Selasa, 01 September 2026 | 12:50:00 WIB

PORTALENERGI.ID — Informasi awal soal keterlibatan WNI dalam militer Rusia mencuat dari laporan Badan Intelijen Asing Ukraina pada 27 Agustus. Kementerian Luar Negeri menyatakan pemerintah belum bisa memastikan kebenaran kabar itu sebelum proses verifikasi selesai.

Juru bicara Kemlu Yvonne Mewengkang menegaskan, koordinasi dengan perwakilan RI di lokasi dan kementerian/lembaga terkait sudah dilakukan. "Pemerintah Indonesia tengah melakukan verifikasi atas informasi tersebut melalui Perwakilan RI serta berkoordinasi dengan kementerian/lembaga terkait," ujarnya dalam rilis resmi Senin (31/8).

Modus Perekrutan Lewat Lowongan Pekerjaan

Informasi dari otoritas intelijen Indonesia menunjukkan perekrutan tidak dilakukan langsung oleh Rusia. Para WNI pada awalnya diarahkan untuk mengisi posisi satuan pengamanan atau tenaga administrasi di negara pihak ketiga, lalu dikirim ke Rusia.

"Jadi kami mendapatkan informasi dari otoritas intelijen kita bahwa perekrutan tentara itu kemudian dilakukan oleh negara pihak ketiga, yang kemudian membuat seolah-olah itu adalah lowongan satuan pengamanan ataupun kemudian tenaga administrasi yang diiming-imingi oleh gaji yang besar," kata Dasco di kompleks parlemen, Jakarta, Selasa (1/9).

Resonansi yang ditawarkan cukup besar, sehingga membuat sejumlah WNI mendaftar. "Nah, para WNI ini kemudian mendaftar, lalu kemudian dari situ akhirnya dikirim untuk menjadi tentara. Begitu informasi yang kami dapat," ungkap Dasco.

Langkah Antisipasi dan Konsekuensi Hukum

Menindaklanjuti temuan intelijen tersebut, otoritas terkait dan Kemlu sudah bergerak. Dasco menyebut koordinasi dilakukan dan utusan dikirim ke negara-negara terkait untuk mengantisipasi perekrutan lebih lanjut.

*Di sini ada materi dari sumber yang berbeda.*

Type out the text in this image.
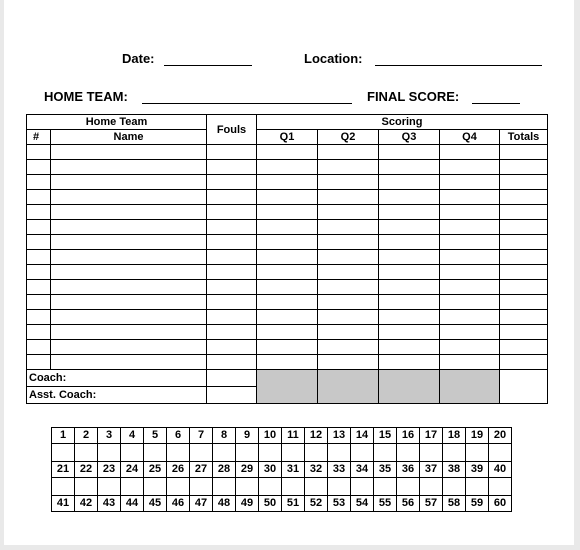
Date:	Location:
HOME TEAM:	FINAL SCORE:
Home Team		Fouls	Scoring				
#	Name		Q1	Q2	Q3	Q4	Totals

Coach:							
Asst. Coach:							
1	2	3	4	5	6	7	8	9	10	11	12	13	14	15	16	17	18	19	20

21	22	23	24	25	26	27	28	29	30	31	32	33	34	35	36	37	38	39	40

41	42	43	44	45	46	47	48	49	50	51	52	53	54	55	56	57	58	59	60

Yvonne menekankan, Indonesia memiliki ketentuan hukum soal warga yang bergabung dengan dinas militer asing. Konsekuensinya menyangkut status kewarganegaraan, meski penerapan aturan itu baru dapat dilakukan setelah verifikasi sesuai prosedur hukum selesai.

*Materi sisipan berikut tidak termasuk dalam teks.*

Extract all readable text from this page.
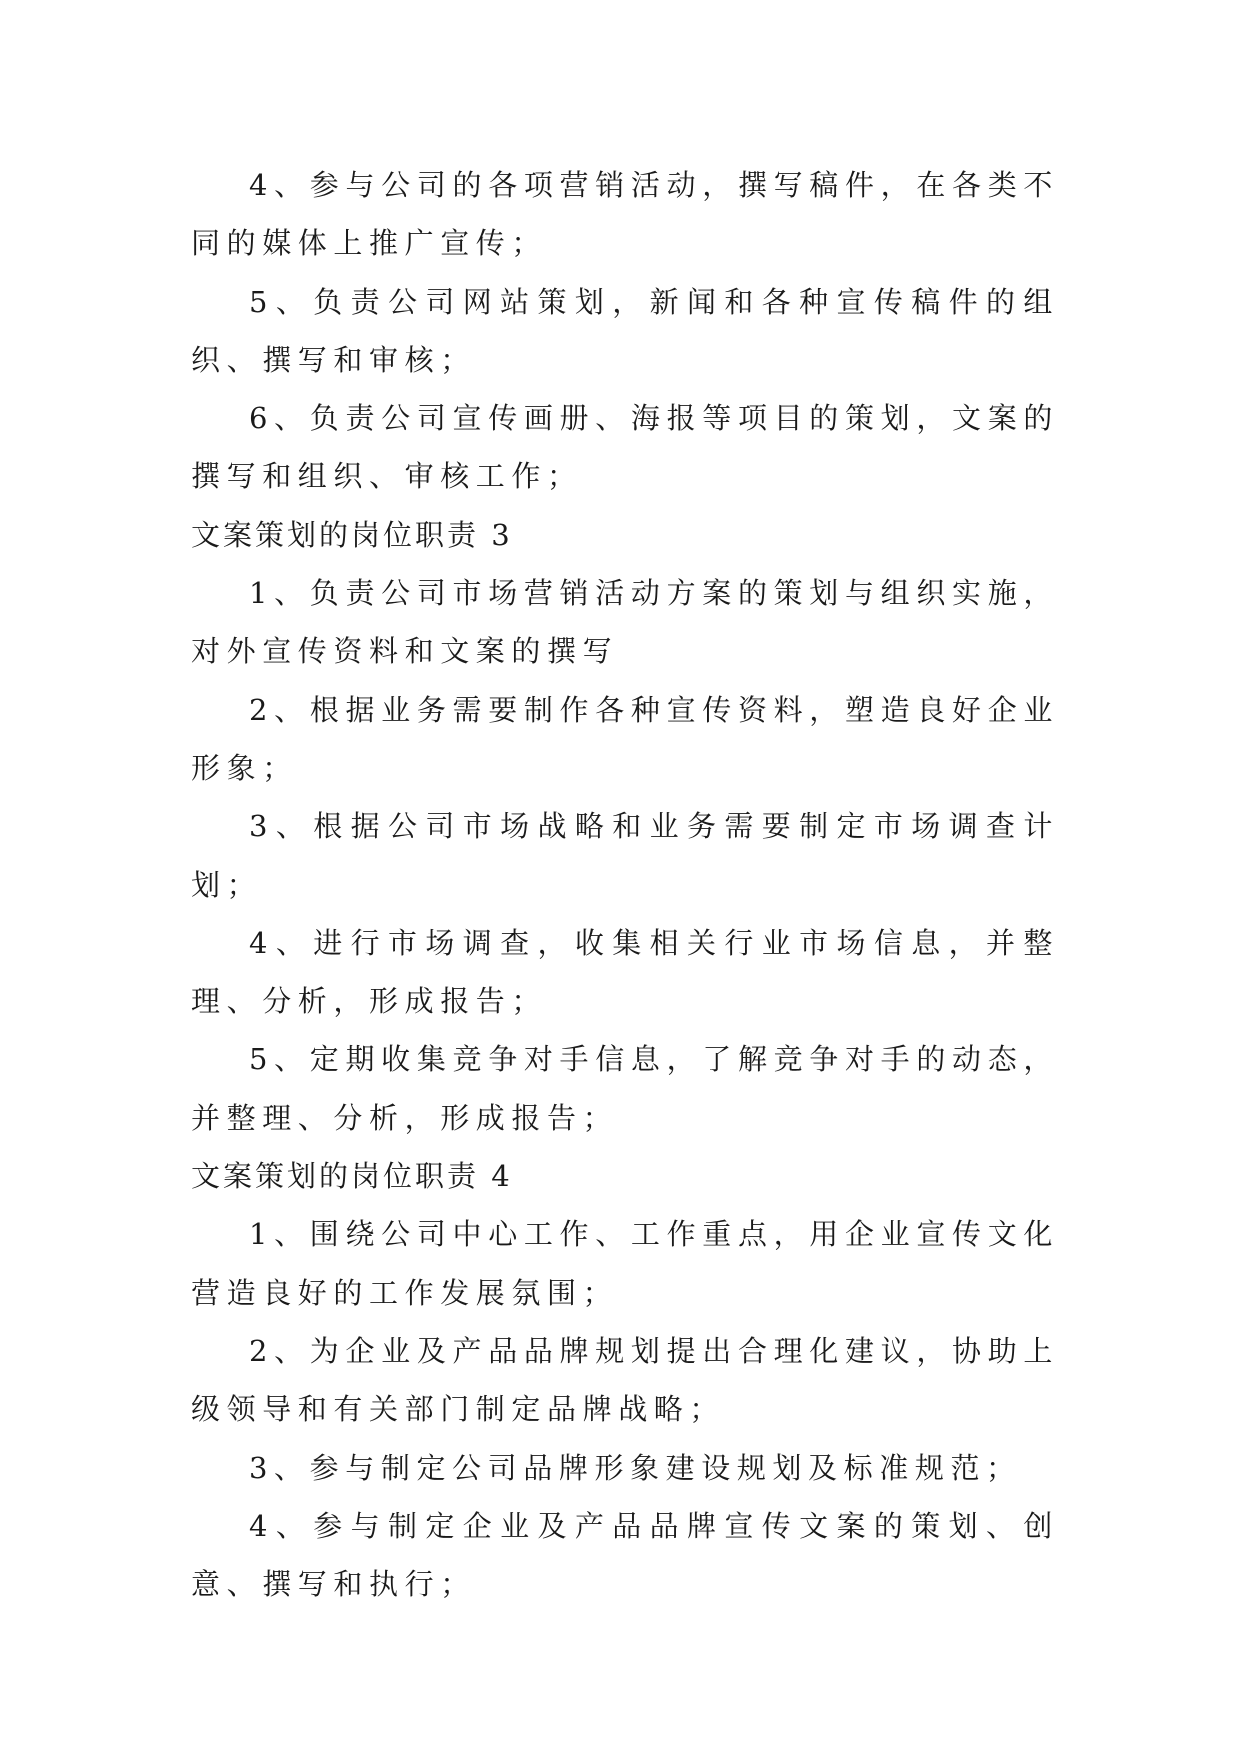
4、参与公司的各项营销活动，撰写稿件，在各类不同的媒体上推广宣传；

5、负责公司网站策划，新闻和各种宣传稿件的组织、撰写和审核；

6、负责公司宣传画册、海报等项目的策划，文案的撰写和组织、审核工作；

文案策划的岗位职责 3

1、负责公司市场营销活动方案的策划与组织实施，对外宣传资料和文案的撰写

2、根据业务需要制作各种宣传资料，塑造良好企业形象；

3、根据公司市场战略和业务需要制定市场调查计划；

4、进行市场调查，收集相关行业市场信息，并整理、分析，形成报告；

5、定期收集竞争对手信息，了解竞争对手的动态，并整理、分析，形成报告；

文案策划的岗位职责 4

1、围绕公司中心工作、工作重点，用企业宣传文化营造良好的工作发展氛围；

2、为企业及产品品牌规划提出合理化建议，协助上级领导和有关部门制定品牌战略；

3、参与制定公司品牌形象建设规划及标准规范；

4、参与制定企业及产品品牌宣传文案的策划、创意、撰写和执行；
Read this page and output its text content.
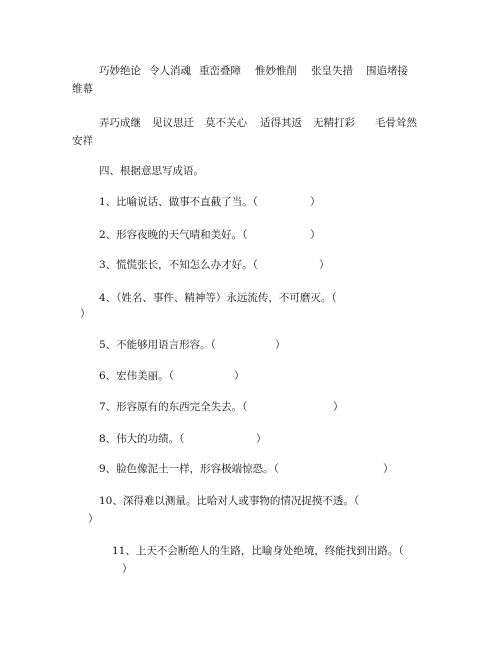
巧妙绝论 令人消魂 重峦叠障 惟妙惟削 张皇失措 围追堵接
维幕
弄巧成继 见议思迁 莫不关心 适得其返 无精打彩 毛骨耸然
安祥
四、根据意思写成语。
1、比喻说话、做事不直截了当。（	）
2、形容夜晚的天气晴和美好。（	）
3、慌慌张长，不知怎么办才好。（	）
4、（姓名、事件、精神等）永远流传，不可磨灭。（
）
5、不能够用语言形容。（	）
6、宏伟美丽。（	）
7、形容原有的东西完全失去。（	）
8、伟大的功绩。（	）
9、脸色像泥土一样，形容极端惊恐。（	）
10、深得难以测量。比哈对人或事物的情况捉摸不透。（
）
11、上天不会断绝人的生路，比喻身处绝境，终能找到出路。（
）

Ia juga menegaskan bahwa apabila keterlibatan WNI dalam angkatan bersenjata negara asing terverifikasi, hal tersebut merupakan tindakan individual. "Tidak merepresentasikan kebijakan maupun posisi Pemerintah Indonesia," ujarnya.

Saat ini pemerintah masih menunggu hasil verifikasi dari perwakilan RI. Tidak ada data tambahan yang bisa diumumkan sebelum proses tersebut tuntas.